In a C of shock I tried to make sense of it all
In a C of horror I realised my mortality
In a C of doubt I hid my fears
In a C of pain I gained my strength
In a C of sorrow I drowned my tears
6 March 2008, 13h55, driving out of the parking lot at the office, heading towards the hospital just up the road where her surgeon’s practice is situated. She is not stressed, nor fearing anything, she has overcome so much already in her life. Over the past 12 years she has conquered heartache, rejection, self-doubt, sorrow, depression, fear and pain. She thought herself to be a strong-willed woman, self-taught not only in her career but in her life, she thought herself to be unbreakable. She has lost loved ones, had her fair share of disappointments and her heart has been fragmented many times, she has had her most intimate of trusts broken and has questioned her faith, having numerous monologue confrontations with her Lord. But she has survived, she has conquered, she has overcome all this. She was not afraid.
14H00, sitting in the waiting area at her surgeon’s office, going through her mental to-do list of everything awaiting her attention at the office, wanting impatiently to move past this doctor’s appointment and get on with her day. Seconds before….
Dermatofibrosarcoma Protuberance.
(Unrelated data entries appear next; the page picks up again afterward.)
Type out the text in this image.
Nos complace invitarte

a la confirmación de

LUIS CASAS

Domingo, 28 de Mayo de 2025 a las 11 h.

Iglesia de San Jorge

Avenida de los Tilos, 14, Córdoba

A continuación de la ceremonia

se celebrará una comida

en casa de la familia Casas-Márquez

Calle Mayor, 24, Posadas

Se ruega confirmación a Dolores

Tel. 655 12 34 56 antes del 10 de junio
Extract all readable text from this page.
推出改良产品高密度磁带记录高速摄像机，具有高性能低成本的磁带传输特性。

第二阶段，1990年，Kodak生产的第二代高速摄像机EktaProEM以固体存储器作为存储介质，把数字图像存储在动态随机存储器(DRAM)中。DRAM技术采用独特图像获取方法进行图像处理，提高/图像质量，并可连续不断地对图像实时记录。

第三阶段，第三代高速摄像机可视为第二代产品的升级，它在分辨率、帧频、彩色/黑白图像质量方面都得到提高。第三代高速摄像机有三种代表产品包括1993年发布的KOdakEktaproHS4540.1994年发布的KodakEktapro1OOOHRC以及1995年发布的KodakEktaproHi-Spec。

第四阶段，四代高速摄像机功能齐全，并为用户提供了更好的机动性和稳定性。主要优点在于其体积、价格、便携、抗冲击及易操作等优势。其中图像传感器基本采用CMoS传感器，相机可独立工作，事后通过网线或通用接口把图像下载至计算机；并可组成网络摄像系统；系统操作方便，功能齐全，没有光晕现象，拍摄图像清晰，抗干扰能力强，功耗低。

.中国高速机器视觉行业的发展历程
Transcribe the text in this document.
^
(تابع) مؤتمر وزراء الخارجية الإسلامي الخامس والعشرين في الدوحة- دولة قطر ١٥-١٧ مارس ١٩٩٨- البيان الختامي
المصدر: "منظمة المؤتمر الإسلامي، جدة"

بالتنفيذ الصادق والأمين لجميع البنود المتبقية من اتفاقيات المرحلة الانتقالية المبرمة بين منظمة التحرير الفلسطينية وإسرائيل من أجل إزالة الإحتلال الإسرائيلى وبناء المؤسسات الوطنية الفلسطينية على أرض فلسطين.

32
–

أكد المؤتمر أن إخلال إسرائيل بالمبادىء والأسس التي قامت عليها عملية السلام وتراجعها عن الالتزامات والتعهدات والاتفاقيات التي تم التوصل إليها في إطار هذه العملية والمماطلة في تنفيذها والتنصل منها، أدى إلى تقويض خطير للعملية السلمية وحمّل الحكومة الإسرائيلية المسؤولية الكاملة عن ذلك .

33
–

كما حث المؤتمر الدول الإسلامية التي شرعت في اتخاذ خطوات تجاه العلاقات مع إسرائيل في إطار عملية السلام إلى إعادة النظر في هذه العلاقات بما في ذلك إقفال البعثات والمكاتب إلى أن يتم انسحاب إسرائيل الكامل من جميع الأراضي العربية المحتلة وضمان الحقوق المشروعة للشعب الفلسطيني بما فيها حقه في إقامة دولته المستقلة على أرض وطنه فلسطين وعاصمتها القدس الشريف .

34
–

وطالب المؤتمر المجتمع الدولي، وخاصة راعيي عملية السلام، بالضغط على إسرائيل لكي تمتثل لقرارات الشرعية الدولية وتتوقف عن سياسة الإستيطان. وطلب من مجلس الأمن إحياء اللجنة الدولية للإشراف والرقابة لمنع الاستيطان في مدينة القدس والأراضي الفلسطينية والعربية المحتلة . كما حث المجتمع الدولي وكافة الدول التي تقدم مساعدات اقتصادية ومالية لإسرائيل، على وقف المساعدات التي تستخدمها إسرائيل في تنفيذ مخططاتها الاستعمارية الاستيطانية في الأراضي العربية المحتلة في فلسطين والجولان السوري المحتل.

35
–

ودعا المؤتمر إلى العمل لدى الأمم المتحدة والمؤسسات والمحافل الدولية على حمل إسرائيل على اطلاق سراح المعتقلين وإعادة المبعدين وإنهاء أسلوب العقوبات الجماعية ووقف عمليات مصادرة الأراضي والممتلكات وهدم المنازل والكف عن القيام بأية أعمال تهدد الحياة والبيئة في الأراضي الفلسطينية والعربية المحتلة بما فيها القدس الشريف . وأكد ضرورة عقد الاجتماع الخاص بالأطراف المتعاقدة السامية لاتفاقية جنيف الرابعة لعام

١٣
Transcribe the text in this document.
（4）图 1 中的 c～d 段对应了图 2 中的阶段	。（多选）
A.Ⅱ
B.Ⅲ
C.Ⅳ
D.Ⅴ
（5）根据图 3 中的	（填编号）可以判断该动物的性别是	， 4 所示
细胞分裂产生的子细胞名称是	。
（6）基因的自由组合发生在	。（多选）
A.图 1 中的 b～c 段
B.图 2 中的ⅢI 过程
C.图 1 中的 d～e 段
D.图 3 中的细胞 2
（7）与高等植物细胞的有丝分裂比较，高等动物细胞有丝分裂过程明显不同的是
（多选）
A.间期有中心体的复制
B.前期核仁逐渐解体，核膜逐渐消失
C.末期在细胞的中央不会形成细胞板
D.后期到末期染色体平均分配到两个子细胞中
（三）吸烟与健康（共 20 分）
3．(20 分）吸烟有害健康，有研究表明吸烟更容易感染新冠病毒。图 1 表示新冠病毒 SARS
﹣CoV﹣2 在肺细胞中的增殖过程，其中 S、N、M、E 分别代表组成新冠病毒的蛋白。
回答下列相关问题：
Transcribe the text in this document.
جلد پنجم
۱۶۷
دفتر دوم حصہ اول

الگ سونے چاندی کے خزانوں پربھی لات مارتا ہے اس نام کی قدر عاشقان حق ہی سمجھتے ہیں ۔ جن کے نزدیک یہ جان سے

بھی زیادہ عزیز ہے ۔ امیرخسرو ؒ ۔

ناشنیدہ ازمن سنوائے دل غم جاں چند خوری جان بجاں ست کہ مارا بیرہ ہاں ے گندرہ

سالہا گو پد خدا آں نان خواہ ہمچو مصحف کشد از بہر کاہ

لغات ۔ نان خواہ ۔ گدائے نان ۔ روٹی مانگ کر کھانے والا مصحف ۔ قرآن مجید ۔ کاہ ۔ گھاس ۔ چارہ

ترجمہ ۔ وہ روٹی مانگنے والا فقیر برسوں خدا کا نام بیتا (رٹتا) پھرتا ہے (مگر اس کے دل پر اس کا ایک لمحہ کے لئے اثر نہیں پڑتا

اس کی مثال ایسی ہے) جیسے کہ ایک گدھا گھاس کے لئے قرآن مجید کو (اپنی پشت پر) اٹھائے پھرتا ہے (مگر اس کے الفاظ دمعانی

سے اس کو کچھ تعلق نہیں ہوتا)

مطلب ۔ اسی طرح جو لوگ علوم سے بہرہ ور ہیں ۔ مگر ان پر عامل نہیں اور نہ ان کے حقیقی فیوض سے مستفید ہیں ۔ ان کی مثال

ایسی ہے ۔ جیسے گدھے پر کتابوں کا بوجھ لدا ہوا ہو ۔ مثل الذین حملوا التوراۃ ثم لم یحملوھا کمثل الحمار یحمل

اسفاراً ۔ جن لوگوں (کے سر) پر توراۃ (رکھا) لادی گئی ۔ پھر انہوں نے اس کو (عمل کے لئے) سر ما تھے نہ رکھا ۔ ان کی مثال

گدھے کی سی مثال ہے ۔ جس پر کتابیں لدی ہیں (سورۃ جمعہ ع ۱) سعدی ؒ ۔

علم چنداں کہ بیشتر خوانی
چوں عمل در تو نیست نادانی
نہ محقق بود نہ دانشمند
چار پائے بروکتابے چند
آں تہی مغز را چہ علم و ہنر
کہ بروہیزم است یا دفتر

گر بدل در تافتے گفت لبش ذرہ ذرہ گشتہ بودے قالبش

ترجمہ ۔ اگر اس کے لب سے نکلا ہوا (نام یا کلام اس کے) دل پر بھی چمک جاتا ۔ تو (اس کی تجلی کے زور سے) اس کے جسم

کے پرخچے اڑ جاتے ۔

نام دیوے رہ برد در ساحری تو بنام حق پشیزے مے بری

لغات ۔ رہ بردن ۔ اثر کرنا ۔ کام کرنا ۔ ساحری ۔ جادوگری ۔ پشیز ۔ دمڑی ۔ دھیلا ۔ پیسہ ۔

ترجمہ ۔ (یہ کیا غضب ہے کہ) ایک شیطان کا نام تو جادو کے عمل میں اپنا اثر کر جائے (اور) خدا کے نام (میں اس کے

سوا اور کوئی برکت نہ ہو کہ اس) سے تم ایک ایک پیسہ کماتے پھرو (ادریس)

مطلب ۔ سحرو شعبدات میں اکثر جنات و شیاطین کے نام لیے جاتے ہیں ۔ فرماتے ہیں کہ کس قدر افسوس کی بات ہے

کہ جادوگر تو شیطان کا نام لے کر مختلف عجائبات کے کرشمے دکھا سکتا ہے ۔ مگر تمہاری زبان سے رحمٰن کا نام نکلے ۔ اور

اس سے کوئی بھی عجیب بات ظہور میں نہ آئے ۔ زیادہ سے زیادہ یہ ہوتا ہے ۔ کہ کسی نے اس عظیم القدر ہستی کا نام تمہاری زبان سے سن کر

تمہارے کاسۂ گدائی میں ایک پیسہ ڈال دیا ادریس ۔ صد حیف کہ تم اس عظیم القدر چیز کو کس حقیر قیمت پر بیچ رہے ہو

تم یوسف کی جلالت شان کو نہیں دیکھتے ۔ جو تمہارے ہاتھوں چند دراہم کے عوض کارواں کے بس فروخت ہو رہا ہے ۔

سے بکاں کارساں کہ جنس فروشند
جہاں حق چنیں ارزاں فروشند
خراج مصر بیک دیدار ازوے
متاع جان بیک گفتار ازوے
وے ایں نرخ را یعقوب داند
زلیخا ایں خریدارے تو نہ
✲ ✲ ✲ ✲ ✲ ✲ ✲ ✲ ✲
Seconds before the end…
“It’s a very rare but very aggressive type of cancerous growth. We have to operate and remove it as soon as possible. Studies have shown a relatively low mortality rate, and we caught it early, but it has already produced 3 satellite growths, therefore the urgency to remove. This type of cancer cannot be picked up through any kind of blood test, and it has the capability of metastases to other organs.”
Seconds, what is in a second? Not even a tear can be completely formed in a second. But world can collapse in less than a second, and hers just did. In less than a second, everything she has gone through, experienced, conquered, overcame and ultimately shaped who she is, evaporated. Gone.
She kept her composure, a façade she perfected in her pre-evaporated life, not at all aware of what else the surgeon was saying. To this day, she will not be able to tell you what he said to her during those subsequent minutes of the appointment. She left his office, smiling friendly at the receptionist, and left the building. She walked to her car, not feeling her legs, distantly wondering how she is able to walk, measuring each step and calculating where each foot must be placed to mimic a normal human walk. Reaching her car, somehow her fingers have managed to grip the keys and were already busy pressing the remote button. Fascinated she watched how her body functioned, as if on auto-pilot. The only thought on her mind was “I can actually die”.
This is the most peculiar feeling, this realisation of ones own mortality. The inevitable fact that each one of us lives with every day, yet no one really realise what it means. As long as you wake up every morning, have your coffee and the luxury to cuss at your day job that just so comfortably happen to pay for your bond and vehicle asset financing, as long as you cover yourself each night with a puffy duvet and say your prayers, as long as you go to church each Sunday, as long as you drive your car, sit on the toilet, do the laundry, mow the lawn, make love, or just be a couch potato, you NEVER realise your own mortality, the true meaning. Life is there to be lived, and as long as we are living, we don’t think about dying.
But on 6 March 2008, roughly at 14H03, Christine has come to realise that her heart could actually stop beating, her lungs could actually collapse and her brain can stop functioning. She realised that this vessel she had dressed with designer clothes, was nothing more than meat, living meat, but still only meat. Meat that could decay and rot. And that there was a chance that she might not see tomorrow / next month / next year. She could expire, like a magazine subscription. And would her death really mean more than just that? An expired subscription. No funds available for renewal. Gone.